What I do is to look at the times/scores for the individual stages. I make notes soon after the match as to my general performance and why my score was what it was. Did I execute well and my score come out not much over my raw time, and if so, was I fast or slow versus the field? Or did I drop lots of points or whole shots, did I get a procedural, did I hit an NT, did I blow a reload, did I have a gun malf, all things that add to the total?

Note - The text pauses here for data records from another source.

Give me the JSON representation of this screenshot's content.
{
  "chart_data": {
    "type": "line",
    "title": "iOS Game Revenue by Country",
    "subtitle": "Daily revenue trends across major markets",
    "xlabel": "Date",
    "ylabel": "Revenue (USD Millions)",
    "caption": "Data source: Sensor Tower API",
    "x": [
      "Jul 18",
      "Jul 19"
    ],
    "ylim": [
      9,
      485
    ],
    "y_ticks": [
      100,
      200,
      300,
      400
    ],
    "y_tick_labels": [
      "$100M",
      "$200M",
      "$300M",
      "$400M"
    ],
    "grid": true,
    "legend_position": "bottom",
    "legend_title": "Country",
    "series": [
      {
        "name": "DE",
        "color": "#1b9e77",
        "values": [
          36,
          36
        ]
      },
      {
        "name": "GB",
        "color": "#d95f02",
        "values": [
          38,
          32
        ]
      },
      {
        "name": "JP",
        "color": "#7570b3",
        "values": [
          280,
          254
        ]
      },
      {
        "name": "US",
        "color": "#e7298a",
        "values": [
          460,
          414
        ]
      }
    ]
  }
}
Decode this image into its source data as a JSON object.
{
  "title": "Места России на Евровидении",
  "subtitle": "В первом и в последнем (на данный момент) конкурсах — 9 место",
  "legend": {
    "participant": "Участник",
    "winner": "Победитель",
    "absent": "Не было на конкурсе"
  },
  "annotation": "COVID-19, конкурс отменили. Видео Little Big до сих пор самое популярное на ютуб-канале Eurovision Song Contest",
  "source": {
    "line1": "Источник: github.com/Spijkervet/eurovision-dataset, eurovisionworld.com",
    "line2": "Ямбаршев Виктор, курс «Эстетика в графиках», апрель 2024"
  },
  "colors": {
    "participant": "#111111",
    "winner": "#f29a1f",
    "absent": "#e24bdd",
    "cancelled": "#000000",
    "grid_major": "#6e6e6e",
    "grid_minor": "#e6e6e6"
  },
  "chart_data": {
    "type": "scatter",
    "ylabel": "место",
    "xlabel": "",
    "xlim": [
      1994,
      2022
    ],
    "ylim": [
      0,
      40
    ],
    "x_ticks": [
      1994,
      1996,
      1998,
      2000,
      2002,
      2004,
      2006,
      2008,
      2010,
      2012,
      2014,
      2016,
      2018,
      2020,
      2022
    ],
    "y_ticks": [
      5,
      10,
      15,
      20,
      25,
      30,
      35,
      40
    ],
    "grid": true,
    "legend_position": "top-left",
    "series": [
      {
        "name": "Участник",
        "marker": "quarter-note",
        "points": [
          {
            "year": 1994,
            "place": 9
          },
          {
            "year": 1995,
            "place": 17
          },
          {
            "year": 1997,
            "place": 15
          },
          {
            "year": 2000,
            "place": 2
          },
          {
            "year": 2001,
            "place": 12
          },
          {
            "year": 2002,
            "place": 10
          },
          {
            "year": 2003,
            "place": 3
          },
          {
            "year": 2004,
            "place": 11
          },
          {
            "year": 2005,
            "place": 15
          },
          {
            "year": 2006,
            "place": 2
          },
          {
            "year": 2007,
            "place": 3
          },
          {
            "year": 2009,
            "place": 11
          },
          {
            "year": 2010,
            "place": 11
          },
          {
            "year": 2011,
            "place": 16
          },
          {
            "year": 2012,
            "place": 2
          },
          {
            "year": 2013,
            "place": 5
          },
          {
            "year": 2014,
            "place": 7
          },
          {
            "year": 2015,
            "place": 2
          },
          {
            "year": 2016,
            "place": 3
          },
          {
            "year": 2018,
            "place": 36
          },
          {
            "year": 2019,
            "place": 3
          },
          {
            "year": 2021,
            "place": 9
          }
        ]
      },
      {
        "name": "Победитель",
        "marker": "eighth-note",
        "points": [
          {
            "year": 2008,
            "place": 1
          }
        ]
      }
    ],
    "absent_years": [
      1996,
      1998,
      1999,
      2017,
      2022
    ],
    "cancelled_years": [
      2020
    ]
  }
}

This lets me see not only how I did, but why and what I need to work on. For example, my last match I had a failure to extract, leaving a "double feed" that had to be cleared. The gun checked ok, so that whole lot of ammo - a couple hundred more rounds -went into the practice box. A good move, it has given me practice clearing multiple malfunctions. And a lesson not to buy more of those bullets. I fumbled a Tac Load and lost time. So my next practice session I did Tac Loads at almost every reload. One stage I did particularly well at because I had been working on the moves and positions it required. Another cost me points because the targets were set horizontal - wolves as threats instead of humanoids - and I wasn't holding into the Zero. I will work on crooked targets some.

So your score, placement, and stats are just the first step. To measure skill and progress look at each stage. Look at each technique required in that stage to tell what is holding you back. Then work to improve it.